Both the Panamera and Quattroporte have child safety locks to prevent children from opening the rear doors. The Panamera has power child safety locks, allowing the driver to activate and deactivate them from the driver's seat and to know when they're engaged. The Quattroporte’s child locks have to be individually engaged at each rear door with a manual switch. The driver can’t know the status of the locks without opening the doors and checking them.
The Porsche Panamera has standard driver and front passenger side knee airbags mounted low on the dashboard. These airbags helps prevent the driver and front passenger from sliding under their seatbelts or the main frontal airbags; this keeps them better positioned during a collision for maximum protection. Knee airbags also help keep the legs from striking the dashboard, preventing knee and leg injuries in the case of a serious frontal collision. The Quattroporte doesn’t offer knee airbags.
A passive infrared night vision system optional on the Panamera helps the driver to more easily detect people, animals or other objects in front of the vehicle at night. Using an infrared camera to detect heat, the system then displays the image on a monitor in the dashboard and even aims one of the vehicle’s headlights in the direction of the person or object. The Quattroporte doesn’t offer a night vision system.
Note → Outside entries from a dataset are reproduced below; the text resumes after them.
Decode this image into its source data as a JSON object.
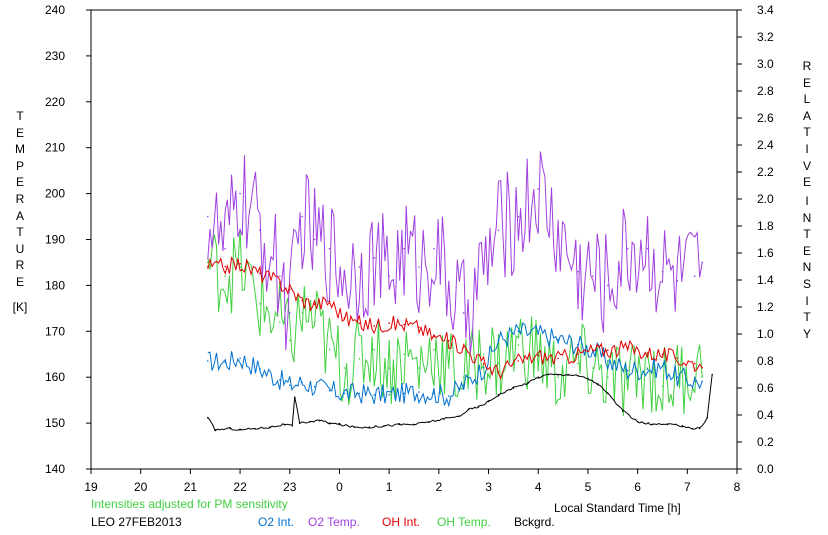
{
  "chart_data": {
    "type": "line",
    "title": "",
    "xlabel": "Local Standard Time [h]",
    "ylabel_left": "TEMPERATURE [K]",
    "ylabel_right": "RELATIVE INTENSITY",
    "xlim": [
      19,
      32
    ],
    "x_ticks": [
      19,
      20,
      21,
      22,
      23,
      24,
      25,
      26,
      27,
      28,
      29,
      30,
      31,
      32
    ],
    "x_tick_labels": [
      "19",
      "20",
      "21",
      "22",
      "23",
      "0",
      "1",
      "2",
      "3",
      "4",
      "5",
      "6",
      "7",
      "8"
    ],
    "ylim_left": [
      140,
      240
    ],
    "y_left_ticks": [
      140,
      150,
      160,
      170,
      180,
      190,
      200,
      210,
      220,
      230,
      240
    ],
    "ylim_right": [
      0.0,
      3.4
    ],
    "y_right_ticks": [
      "0.0",
      "0.2",
      "0.4",
      "0.6",
      "0.8",
      "1.0",
      "1.2",
      "1.4",
      "1.6",
      "1.8",
      "2.0",
      "2.2",
      "2.4",
      "2.6",
      "2.8",
      "3.0",
      "3.2",
      "3.4"
    ],
    "grid": false,
    "legend_position": "bottom",
    "series": [
      {
        "name": "O2 Int.",
        "axis": "right",
        "color": "#0070d0",
        "x": [
          21.35,
          21.7,
          22.0,
          22.4,
          22.8,
          23.0,
          23.25,
          23.5,
          23.8,
          24.1,
          24.4,
          24.7,
          25.0,
          25.3,
          25.6,
          25.9,
          26.2,
          26.5,
          26.9,
          27.2,
          27.6,
          28.0,
          28.4,
          28.8,
          29.1,
          29.4,
          29.8,
          30.2,
          30.5,
          30.8,
          31.15,
          31.3
        ],
        "y": [
          0.8,
          0.79,
          0.82,
          0.74,
          0.66,
          0.62,
          0.64,
          0.61,
          0.58,
          0.56,
          0.56,
          0.55,
          0.55,
          0.56,
          0.57,
          0.56,
          0.54,
          0.62,
          0.75,
          0.95,
          1.02,
          1.0,
          0.96,
          0.92,
          0.88,
          0.8,
          0.73,
          0.74,
          0.76,
          0.68,
          0.65,
          0.65
        ]
      },
      {
        "name": "O2 Temp.",
        "axis": "left",
        "color": "#a040e0",
        "x": [
          21.35,
          21.7,
          22.0,
          22.4,
          22.8,
          23.0,
          23.25,
          23.5,
          23.8,
          24.1,
          24.4,
          24.7,
          25.0,
          25.3,
          25.6,
          25.9,
          26.2,
          26.5,
          26.9,
          27.2,
          27.6,
          28.0,
          28.4,
          28.8,
          29.1,
          29.4,
          29.8,
          30.2,
          30.5,
          30.8,
          31.15,
          31.3
        ],
        "y": [
          195,
          188,
          200,
          192,
          182,
          174,
          195,
          190,
          188,
          183,
          184,
          186,
          182,
          188,
          184,
          188,
          180,
          174,
          183,
          192,
          195,
          201,
          191,
          183,
          182,
          180,
          188,
          188,
          183,
          181,
          182,
          185
        ]
      },
      {
        "name": "OH Int.",
        "axis": "right",
        "color": "#e00000",
        "x": [
          21.35,
          21.7,
          22.0,
          22.4,
          22.8,
          23.0,
          23.25,
          23.5,
          23.8,
          24.1,
          24.4,
          24.7,
          25.0,
          25.3,
          25.6,
          25.9,
          26.2,
          26.5,
          26.9,
          27.2,
          27.6,
          28.0,
          28.4,
          28.8,
          29.1,
          29.4,
          29.8,
          30.2,
          30.5,
          30.8,
          31.15,
          31.3
        ],
        "y": [
          1.5,
          1.5,
          1.52,
          1.45,
          1.38,
          1.33,
          1.25,
          1.22,
          1.24,
          1.12,
          1.08,
          1.06,
          1.08,
          1.07,
          1.05,
          0.98,
          0.95,
          0.9,
          0.78,
          0.72,
          0.8,
          0.84,
          0.82,
          0.85,
          0.88,
          0.88,
          0.9,
          0.86,
          0.85,
          0.82,
          0.78,
          0.75
        ]
      },
      {
        "name": "OH Temp.",
        "axis": "left",
        "color": "#40d040",
        "x": [
          21.35,
          21.7,
          22.0,
          22.4,
          22.8,
          23.0,
          23.25,
          23.5,
          23.8,
          24.1,
          24.4,
          24.7,
          25.0,
          25.3,
          25.6,
          25.9,
          26.2,
          26.5,
          26.9,
          27.2,
          27.6,
          28.0,
          28.4,
          28.8,
          29.1,
          29.4,
          29.8,
          30.2,
          30.5,
          30.8,
          31.15,
          31.3
        ],
        "y": [
          185,
          182,
          184,
          176,
          172,
          168,
          174,
          172,
          166,
          162,
          164,
          166,
          162,
          165,
          162,
          166,
          162,
          160,
          165,
          163,
          167,
          165,
          160,
          163,
          162,
          160,
          158,
          162,
          158,
          160,
          162,
          160
        ]
      },
      {
        "name": "Bckgrd.",
        "axis": "right",
        "color": "#000000",
        "x": [
          21.35,
          21.5,
          21.8,
          22.0,
          22.3,
          22.6,
          22.9,
          23.05,
          23.1,
          23.2,
          23.4,
          23.6,
          23.8,
          24.0,
          24.3,
          24.6,
          24.9,
          25.2,
          25.5,
          25.8,
          26.1,
          26.4,
          26.6,
          26.8,
          27.0,
          27.2,
          27.5,
          27.8,
          28.0,
          28.2,
          28.4,
          28.6,
          28.8,
          29.0,
          29.2,
          29.4,
          29.7,
          30.0,
          30.3,
          30.6,
          30.9,
          31.1,
          31.25,
          31.4,
          31.5
        ],
        "y": [
          0.38,
          0.29,
          0.3,
          0.29,
          0.3,
          0.31,
          0.33,
          0.32,
          0.53,
          0.34,
          0.35,
          0.36,
          0.34,
          0.33,
          0.31,
          0.31,
          0.32,
          0.33,
          0.33,
          0.35,
          0.37,
          0.39,
          0.44,
          0.46,
          0.5,
          0.55,
          0.6,
          0.64,
          0.68,
          0.7,
          0.7,
          0.7,
          0.69,
          0.67,
          0.63,
          0.56,
          0.43,
          0.35,
          0.33,
          0.33,
          0.32,
          0.3,
          0.3,
          0.38,
          0.7
        ]
      }
    ]
  },
  "labels": {
    "left_axis_letters": "TEMPERATURE",
    "left_axis_unit": "[K]",
    "right_axis_letters_1": "RELATIVE",
    "right_axis_letters_2": "INTENSITY",
    "note": "Intensities adjusted for PM sensitivity",
    "station": "LEO 27FEB2013"
  },
  "colors": {
    "note": "#40d040"
  }
}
Both the Panamera and the Quattroporte have standard driver and passenger frontal airbags, front side-impact airbags, side-impact head airbags, front seatbelt pretensioners, height adjustable front shoulder belts, four-wheel antilock brakes, traction control, electronic stability systems to prevent skidding, daytime running lights, lane departure warning systems, rearview cameras, available crash mitigating brakes, blind spot warning systems and around view monitors.